Technological disruption, digital innovations, and societal changes have pushed corporate transformation to top executive agendas. While this propels the importance of a firm’s propensity and ability to divest, acquire, and collaborate, behavioral biases can significantly implicate the decision making and implementation of these strategic tasks.
This Extension highlights new insights and theories that shed light on how behavioral bias affect strategic decision making. We offer a full day program, based on three distinct, yet intertwined themes across several sessions on behavioral biases in strategic tasks. Each of the sessions will showcase various angles on the initiation of and the responses to strategic tasks. Relative to the main (track) questions, a variety of panelists combining academic and practitioner backgrounds will discuss the characteristics of strategic decisions (to be) made, as well as the behavioral characteristics of management relative to those of other active stakeholders to the decision making and implementation process will be scrutinized.
Outline of the sessions, which comprise a one-day program: the first three sessions each feature a keynote presentation which is followed by two commentary presentations from a thought leader from academia and one from practice. The fourth session revolves around a lively Roundtable format to which all Keynote and commentary speakers contribute and which will involve a plenary Q&A and discussion. At the end of the day, a social event will be hosted at one of the London Pubs to offer a great final experience to all participants.

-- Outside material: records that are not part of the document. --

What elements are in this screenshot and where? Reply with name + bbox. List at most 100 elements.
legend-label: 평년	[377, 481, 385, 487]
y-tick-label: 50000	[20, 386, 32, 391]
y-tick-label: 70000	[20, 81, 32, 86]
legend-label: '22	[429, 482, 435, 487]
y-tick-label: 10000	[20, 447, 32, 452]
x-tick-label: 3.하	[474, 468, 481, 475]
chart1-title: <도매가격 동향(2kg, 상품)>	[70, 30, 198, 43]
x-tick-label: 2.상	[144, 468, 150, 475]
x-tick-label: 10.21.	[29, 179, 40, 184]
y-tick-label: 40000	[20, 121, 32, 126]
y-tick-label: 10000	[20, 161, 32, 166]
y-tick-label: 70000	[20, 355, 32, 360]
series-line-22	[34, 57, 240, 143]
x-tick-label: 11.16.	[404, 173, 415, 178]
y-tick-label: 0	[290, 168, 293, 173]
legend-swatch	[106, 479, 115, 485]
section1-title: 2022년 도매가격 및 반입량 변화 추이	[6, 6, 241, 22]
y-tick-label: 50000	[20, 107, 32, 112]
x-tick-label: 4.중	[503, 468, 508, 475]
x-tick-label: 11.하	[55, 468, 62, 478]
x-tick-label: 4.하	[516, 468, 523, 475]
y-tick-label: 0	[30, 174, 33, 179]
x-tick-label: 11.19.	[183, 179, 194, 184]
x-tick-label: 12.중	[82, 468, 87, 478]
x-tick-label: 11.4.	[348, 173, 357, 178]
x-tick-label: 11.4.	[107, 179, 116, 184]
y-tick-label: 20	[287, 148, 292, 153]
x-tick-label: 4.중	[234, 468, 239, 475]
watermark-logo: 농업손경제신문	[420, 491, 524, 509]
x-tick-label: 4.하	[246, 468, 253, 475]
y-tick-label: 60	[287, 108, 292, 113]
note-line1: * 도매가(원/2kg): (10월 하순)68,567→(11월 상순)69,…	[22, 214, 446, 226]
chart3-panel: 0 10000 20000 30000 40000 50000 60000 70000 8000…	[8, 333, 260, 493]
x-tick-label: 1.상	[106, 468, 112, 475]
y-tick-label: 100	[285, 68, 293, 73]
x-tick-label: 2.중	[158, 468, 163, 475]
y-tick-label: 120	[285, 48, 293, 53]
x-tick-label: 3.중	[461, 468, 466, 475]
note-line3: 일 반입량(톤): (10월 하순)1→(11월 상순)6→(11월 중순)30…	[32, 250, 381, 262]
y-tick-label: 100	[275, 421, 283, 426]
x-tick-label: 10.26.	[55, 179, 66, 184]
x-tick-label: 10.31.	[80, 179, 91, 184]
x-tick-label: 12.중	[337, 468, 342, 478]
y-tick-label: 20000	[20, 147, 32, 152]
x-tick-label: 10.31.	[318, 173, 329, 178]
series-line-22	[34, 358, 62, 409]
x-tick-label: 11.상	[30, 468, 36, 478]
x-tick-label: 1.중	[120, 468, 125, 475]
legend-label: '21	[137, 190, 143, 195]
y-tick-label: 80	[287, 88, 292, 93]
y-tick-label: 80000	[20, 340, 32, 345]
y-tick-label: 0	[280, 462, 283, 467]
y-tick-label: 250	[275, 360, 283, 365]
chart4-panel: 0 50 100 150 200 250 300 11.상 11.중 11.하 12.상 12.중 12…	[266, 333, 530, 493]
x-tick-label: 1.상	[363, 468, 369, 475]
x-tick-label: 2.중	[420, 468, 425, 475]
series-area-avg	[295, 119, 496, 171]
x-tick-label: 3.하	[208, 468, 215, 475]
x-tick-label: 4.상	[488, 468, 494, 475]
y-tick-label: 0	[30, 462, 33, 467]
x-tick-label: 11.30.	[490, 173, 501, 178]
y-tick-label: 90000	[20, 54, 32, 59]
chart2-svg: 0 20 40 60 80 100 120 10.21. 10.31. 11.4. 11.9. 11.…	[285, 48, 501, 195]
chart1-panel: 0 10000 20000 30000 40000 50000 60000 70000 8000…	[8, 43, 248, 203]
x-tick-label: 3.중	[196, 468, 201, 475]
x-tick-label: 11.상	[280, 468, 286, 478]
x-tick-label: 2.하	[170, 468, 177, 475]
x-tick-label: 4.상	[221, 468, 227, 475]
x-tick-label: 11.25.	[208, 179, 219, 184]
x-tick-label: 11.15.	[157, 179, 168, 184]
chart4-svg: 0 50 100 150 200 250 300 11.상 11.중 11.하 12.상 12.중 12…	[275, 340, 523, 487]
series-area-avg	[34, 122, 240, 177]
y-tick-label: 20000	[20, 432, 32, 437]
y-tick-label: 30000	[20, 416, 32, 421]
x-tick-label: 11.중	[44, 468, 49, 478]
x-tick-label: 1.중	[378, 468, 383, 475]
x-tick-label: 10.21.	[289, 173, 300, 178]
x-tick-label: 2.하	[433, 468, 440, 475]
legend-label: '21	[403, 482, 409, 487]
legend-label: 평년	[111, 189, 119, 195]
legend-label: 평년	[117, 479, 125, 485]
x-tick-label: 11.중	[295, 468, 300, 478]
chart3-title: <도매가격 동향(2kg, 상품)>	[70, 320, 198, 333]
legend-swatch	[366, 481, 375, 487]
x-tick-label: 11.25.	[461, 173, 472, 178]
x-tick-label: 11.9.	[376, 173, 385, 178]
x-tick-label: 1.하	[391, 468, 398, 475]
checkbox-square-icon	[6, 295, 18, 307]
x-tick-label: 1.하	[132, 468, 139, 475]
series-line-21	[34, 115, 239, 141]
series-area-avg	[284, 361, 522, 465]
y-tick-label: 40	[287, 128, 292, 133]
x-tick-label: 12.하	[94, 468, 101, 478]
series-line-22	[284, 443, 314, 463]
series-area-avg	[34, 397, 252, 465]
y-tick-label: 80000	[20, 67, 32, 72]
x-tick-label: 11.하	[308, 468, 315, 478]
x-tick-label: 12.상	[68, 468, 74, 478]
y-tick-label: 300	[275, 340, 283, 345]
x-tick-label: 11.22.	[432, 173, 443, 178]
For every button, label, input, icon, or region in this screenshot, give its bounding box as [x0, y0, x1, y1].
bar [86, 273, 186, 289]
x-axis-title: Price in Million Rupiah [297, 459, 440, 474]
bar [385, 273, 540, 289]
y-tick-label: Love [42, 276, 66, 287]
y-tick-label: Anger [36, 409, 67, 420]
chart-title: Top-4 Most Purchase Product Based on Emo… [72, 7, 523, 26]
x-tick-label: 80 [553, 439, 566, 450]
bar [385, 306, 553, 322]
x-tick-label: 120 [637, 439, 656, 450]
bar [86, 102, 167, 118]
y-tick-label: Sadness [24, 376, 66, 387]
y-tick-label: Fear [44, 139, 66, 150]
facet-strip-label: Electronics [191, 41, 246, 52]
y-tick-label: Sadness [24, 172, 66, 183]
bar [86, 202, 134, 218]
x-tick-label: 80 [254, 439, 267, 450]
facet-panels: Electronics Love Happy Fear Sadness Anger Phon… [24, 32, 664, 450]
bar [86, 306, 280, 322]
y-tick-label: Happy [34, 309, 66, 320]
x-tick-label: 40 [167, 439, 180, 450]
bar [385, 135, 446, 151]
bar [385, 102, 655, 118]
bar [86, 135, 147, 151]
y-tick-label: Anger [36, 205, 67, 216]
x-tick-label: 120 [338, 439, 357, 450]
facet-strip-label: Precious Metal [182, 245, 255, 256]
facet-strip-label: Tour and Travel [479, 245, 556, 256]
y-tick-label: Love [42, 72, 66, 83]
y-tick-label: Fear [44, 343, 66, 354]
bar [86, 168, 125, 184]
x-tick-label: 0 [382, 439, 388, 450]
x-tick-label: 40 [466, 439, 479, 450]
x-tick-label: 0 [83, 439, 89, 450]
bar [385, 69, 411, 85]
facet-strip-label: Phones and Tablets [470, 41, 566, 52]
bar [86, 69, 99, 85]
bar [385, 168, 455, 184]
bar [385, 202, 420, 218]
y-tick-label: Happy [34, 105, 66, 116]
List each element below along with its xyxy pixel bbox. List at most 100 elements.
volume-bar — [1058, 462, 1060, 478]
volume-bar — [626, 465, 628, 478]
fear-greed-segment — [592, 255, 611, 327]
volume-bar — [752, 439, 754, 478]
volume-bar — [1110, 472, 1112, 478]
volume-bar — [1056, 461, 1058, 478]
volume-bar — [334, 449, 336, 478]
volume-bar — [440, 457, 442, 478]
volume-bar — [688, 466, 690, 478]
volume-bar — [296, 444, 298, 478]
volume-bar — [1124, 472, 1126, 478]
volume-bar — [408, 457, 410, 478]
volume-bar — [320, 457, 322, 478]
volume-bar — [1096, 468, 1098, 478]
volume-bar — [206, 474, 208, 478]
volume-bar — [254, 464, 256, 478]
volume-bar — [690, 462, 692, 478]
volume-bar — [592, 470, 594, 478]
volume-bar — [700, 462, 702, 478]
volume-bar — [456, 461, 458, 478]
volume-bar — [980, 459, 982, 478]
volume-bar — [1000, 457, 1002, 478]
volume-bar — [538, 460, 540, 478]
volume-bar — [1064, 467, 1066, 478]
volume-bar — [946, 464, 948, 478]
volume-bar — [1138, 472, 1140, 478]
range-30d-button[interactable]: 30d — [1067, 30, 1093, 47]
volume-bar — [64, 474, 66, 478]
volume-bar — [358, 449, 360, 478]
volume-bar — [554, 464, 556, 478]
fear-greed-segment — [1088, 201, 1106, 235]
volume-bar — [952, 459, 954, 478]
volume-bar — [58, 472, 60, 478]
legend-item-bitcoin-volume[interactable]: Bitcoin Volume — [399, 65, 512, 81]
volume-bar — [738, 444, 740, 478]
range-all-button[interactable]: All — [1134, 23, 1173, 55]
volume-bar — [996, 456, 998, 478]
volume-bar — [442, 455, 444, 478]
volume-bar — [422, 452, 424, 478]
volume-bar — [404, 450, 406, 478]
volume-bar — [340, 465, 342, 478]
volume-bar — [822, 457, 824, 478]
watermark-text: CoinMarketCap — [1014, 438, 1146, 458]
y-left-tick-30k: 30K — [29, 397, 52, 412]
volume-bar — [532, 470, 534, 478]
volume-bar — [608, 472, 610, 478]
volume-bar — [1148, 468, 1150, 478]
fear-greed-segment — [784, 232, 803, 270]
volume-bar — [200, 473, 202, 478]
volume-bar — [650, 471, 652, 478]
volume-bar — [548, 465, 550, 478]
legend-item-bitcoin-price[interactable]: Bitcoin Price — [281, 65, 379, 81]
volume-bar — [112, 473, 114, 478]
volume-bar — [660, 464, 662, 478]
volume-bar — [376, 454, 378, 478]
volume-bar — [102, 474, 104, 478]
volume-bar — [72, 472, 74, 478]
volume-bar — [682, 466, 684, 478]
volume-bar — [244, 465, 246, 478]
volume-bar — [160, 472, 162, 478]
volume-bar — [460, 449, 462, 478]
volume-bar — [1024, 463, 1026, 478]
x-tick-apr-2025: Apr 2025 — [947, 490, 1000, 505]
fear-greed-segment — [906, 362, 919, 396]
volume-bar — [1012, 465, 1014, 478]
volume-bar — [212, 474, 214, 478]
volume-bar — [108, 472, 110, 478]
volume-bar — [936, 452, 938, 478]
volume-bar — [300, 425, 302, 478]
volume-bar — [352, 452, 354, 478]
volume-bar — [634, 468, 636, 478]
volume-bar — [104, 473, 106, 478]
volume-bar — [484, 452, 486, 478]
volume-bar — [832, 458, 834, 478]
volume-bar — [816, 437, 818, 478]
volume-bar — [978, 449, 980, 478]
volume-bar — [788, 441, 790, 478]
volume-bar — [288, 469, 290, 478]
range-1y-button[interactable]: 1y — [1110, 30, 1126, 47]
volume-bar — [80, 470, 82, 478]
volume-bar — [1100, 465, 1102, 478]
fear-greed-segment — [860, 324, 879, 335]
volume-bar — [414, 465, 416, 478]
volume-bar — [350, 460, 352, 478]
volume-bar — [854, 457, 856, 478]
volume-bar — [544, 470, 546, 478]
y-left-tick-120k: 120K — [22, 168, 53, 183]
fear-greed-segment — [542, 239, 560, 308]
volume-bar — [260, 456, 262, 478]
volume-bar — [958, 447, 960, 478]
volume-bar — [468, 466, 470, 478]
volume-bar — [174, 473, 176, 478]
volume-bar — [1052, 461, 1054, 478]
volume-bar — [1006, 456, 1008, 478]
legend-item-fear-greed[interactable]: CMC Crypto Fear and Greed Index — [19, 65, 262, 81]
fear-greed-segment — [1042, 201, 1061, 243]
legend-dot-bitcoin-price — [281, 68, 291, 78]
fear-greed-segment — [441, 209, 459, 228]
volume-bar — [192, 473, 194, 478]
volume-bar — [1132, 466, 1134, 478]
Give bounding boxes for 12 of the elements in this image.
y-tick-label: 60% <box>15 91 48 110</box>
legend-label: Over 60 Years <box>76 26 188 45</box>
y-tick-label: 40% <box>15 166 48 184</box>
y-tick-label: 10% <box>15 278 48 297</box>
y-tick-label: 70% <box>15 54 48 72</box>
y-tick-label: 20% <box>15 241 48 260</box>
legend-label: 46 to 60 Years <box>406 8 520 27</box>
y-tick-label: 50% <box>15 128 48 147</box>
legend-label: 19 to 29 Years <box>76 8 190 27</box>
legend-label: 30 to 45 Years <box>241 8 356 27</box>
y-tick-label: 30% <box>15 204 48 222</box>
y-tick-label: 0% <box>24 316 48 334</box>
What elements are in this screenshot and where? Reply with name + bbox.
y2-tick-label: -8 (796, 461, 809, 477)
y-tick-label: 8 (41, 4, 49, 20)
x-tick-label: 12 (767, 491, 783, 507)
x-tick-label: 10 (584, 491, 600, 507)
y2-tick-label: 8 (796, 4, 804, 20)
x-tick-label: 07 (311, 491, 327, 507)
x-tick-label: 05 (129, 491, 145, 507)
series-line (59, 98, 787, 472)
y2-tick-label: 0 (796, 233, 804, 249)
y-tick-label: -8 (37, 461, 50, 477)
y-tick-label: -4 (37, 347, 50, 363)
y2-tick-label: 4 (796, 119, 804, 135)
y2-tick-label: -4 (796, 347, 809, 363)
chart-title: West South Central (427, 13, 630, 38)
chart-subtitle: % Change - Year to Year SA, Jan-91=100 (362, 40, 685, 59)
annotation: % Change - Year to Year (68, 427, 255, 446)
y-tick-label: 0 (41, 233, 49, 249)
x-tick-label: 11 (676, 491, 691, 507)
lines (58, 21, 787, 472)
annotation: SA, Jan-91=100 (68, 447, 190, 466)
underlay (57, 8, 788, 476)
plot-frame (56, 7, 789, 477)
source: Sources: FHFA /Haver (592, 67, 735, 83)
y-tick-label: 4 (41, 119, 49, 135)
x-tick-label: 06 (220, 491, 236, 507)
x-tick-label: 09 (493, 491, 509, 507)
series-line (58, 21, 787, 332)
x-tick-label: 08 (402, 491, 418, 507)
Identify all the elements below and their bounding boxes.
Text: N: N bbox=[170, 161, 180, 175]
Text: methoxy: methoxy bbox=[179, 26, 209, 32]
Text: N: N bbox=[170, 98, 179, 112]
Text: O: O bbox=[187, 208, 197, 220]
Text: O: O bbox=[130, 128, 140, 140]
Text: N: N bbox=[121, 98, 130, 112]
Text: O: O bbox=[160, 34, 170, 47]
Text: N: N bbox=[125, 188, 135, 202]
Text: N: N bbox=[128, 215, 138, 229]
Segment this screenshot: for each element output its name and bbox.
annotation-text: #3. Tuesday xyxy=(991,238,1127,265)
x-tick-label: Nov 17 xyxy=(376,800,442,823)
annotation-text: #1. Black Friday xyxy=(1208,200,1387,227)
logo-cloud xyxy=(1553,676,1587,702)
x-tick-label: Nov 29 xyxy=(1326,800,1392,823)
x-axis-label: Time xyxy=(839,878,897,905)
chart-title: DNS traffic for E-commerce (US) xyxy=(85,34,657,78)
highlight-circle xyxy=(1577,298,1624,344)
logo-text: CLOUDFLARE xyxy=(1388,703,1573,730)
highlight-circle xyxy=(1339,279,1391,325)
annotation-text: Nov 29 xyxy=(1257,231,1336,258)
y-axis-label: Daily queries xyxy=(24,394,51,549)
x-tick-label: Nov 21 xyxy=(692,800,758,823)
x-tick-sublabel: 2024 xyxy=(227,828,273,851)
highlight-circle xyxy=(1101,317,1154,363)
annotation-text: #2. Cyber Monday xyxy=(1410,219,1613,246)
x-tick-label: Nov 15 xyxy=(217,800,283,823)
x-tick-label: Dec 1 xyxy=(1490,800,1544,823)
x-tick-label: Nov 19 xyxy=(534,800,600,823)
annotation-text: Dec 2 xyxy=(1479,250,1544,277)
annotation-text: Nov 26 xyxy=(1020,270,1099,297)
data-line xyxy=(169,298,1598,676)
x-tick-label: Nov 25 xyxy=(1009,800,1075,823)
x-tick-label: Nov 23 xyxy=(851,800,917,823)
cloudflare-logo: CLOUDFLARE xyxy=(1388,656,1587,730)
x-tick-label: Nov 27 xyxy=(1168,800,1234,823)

SESSION 1: PRIVATE EQUITY GOVERNANCE AND CAPABILITY DEVELOPMENT IN ACQUISITIONS AND SELL-OFFS
Private equity (PE) plays an increasingly important role in worldwide acquisition activity. While extant research offers significant insights into what targets PE select (Kaul et al., 2018), how PE are organized (Hoskisson et al., 2013), and how corporate buyers operate (e.g., Castellaneta and Zollo, 2014), relatively little is known about how private equity engages in acquisitions and sell-offs. Extant work highlights the type of target PE selects and argues their financial, governance, and operational engineering displays a superior form of governance. However, much remains unspecified about the decision-making process and acquisition strategies PE firms use.
This session focuses on highlighting extant insights and offering future research ideas for governance and capability of how private equity manage acquisition decisions.
SESSION 2: STAKEHOLDER MANAGEMENT AND IMPRESSION OFFSETTING IN STRATEGIC TASKS
The management of stakeholders plays an increasingly important role to value creation in strategic tasks. Along with other stakeholders, such as suppliers and employees, activist investors are rapidly occupying a more prominent spot when it comes to managing impression around the announcement of key strategic tasks. With activist shareholders taking an equity stake in a company with the intention to influence the control or the management (Chen and Feldman, 2018; DesJardine and Durand, 2020), shareholder activism is seen as a key corporate governance mechanism to steer strategic decision making.
Acknowledging the increasing prominence of activist investors and impression management, this session identifies current insights and highlights new research directions on stakeholders, activist investors, and how impression management affects behavior and outcomes in strategic tasks.
SESSION 3: PSYCHOLOGICAL TRAITS AND STRATEGIC DECISION MAKING
CEOs as the key decision makers in strategic tasks invoke biases in strategic decision making (e.g., Navis and Ozbek, 2016). Psychological traits at board level, such as overconfidence, extraversion, and narcissism are frequently reported to have a negative bearing on strategic decision making and outcomes. Yet, research on the influence of CEO psychological traits on firm performance outcomes has yielded mixed results. On the one hand, in the context of strategic decision making acquirer CEO level psychological traits have been associated with negative short-term stock market reactions (Malmendier and Tate, 2008). On the other hand, behavioral signaling by the CEO to generate value with a specific strategic action can represent a positive signal to investors in terms of strategic viability and implementation feasibility (Gamache et al., 2019; Schijven and Hitt, 2012).
This session seeks to offer novel insights and solicits new contributions to upper echelon and behavioral antecedents to strategic decision making. Beyond reviewing the existing contributions on the topic, it aims to outline avenues for future research (Devers et al., 2020).
SESSION 4: CLOSING ROUNDTABLE WITH ALL KEYNOTES (45 minutes)
The fourth session comprises a closing roundtable with all keynotes, continuing in a plenary Q&A.
09.00 – 09.30 Assembly & registration
09.30 – 09.45 Welcome & introduction
09.45 – 10.45 Session 1: Private equity governance and capability development in acquisitions and sell-offs
10.45 – 11.15 Coffee break
11.15 – 12.15 Session 2: Stakeholder management and impression offsetting in strategic tasks
12.15 – 13.45 Lunch break
13.45 – 14.00 Reconvene
14.00 – 15.00 Session 3: Psychological traits and strategic decision making
15.00 – 15.15 Coffee break
15.15 – 16.15 Session 4: Roundtable (*) with all keynotes
* Discussing prior conference and during conference questions to stimulate future research and provide opportunity for young scholar interaction. Format is recipient to a hybrid format, inserting digital touch to accommodate those not attending in person due to COVID reasons.